For the fourth week in a row, average U.S. diesel prices continue to drop – down 1.1 cents to $2.859, compared to last week’s $2.870, according to data compiled by the Energy Information Administration (EIA). This week’s price is $1.060 per gallon cheaper compared to the same week in 2014.
Diesel prices decreased in every region of the country this week, with the exception of New England, up 1.2 cents to $3.085 and the West Coast without California, up 6 tenths of a cent to $3.007. Five regions continue to break the $3 per gallon mark:
California, down 1.2 cents to $3.170 per gallon;
The Central Atlantic, down 1.5 cents to $3.102;
The West Coast including California, down 4 tenths of a cent to $3.097;
New England, up 1.2 cents to $3.085;
The West Coast without California, up 6 tenths of a cent to $3.007.
Average U.S. retail pump prices for gasoline decreased by 2.3 cents this week to at $2.812 per gallon, the agency noted. According to EIA, that is 89.2 cents cheaper compared to the same week last year.

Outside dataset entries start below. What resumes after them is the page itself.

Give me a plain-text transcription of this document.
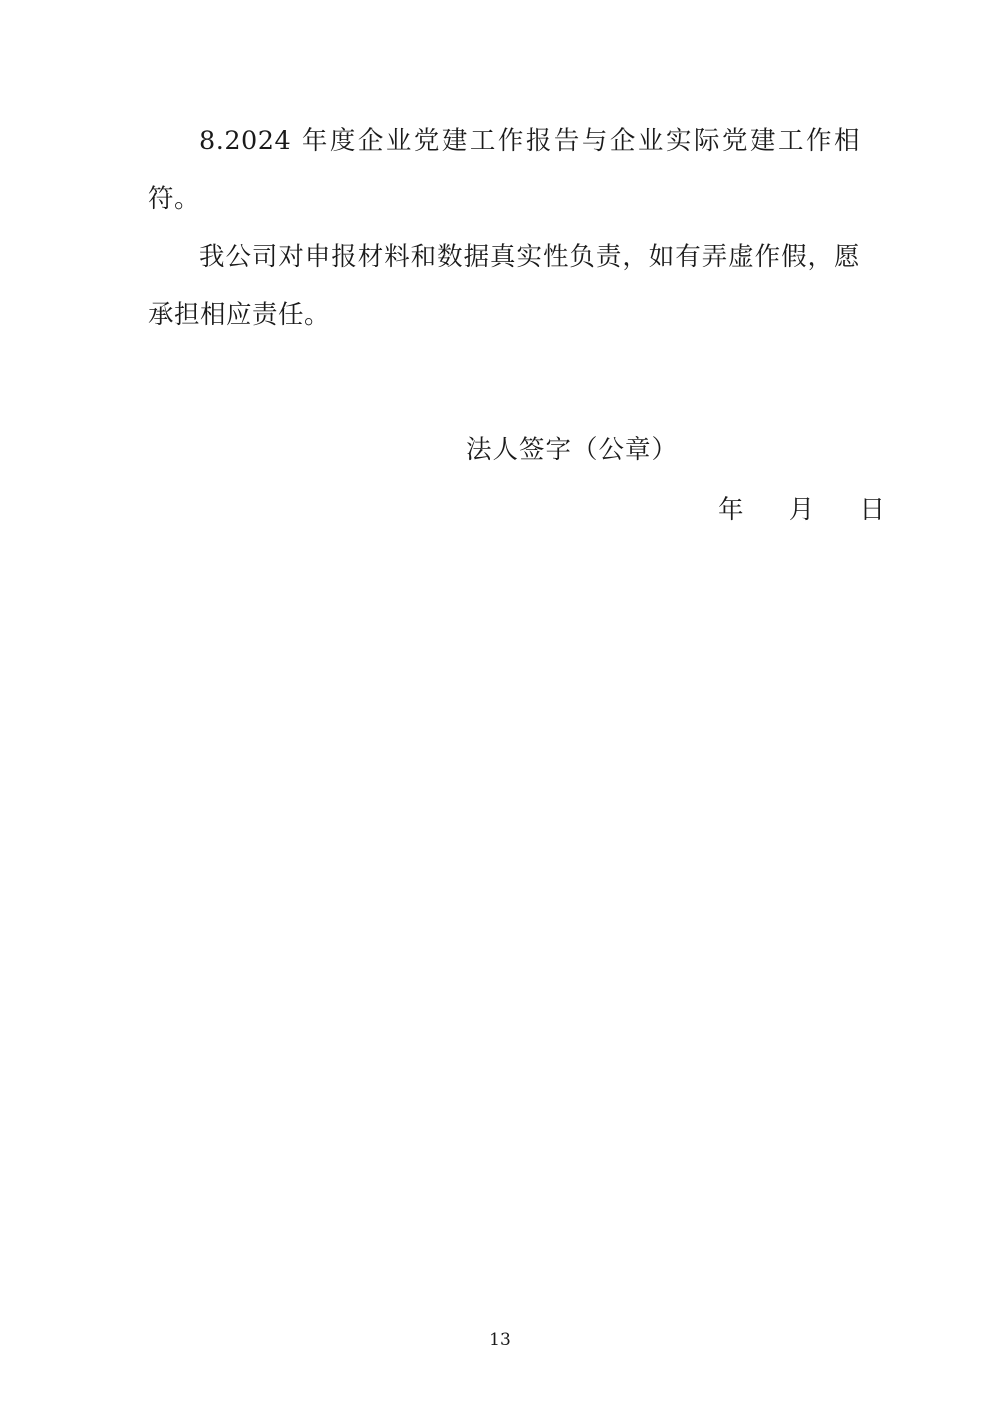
8.2024 年度企业党建工作报告与企业实际党建工作相符。

我公司对申报材料和数据真实性负责，如有弄虚作假，愿承担相应责任。

法人签字（公章）

年 月 日

13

Gasoline prices decreased in all but three regions – the West Coast without California saw a 3.9-cent increase to $3.069, the Rocky Mountain region increased 3 tenths of a cent to $2.788, and New England saw a 1.8-cent increase to $2.806. Like last week, the two regions above the $3-per-gallon mark are the West Coast including California at $3.329 and the West Coast without California at $3.069, EIA said.
According to EIA, employment in oil and natural gas extraction and support activities in the U.S. reached nearly 538,000 last October, but then it declined by about 35,000 jobs through April 2015.
“Declines in oil and natural gas extraction and support activities tend to lag declines in crude oil prices,” EIA said. “As prices of North Sea Brent crude oil fell from their June 2014 level of $112 per barrel, firms reduced the number of new wells drilled and the associated workforce.”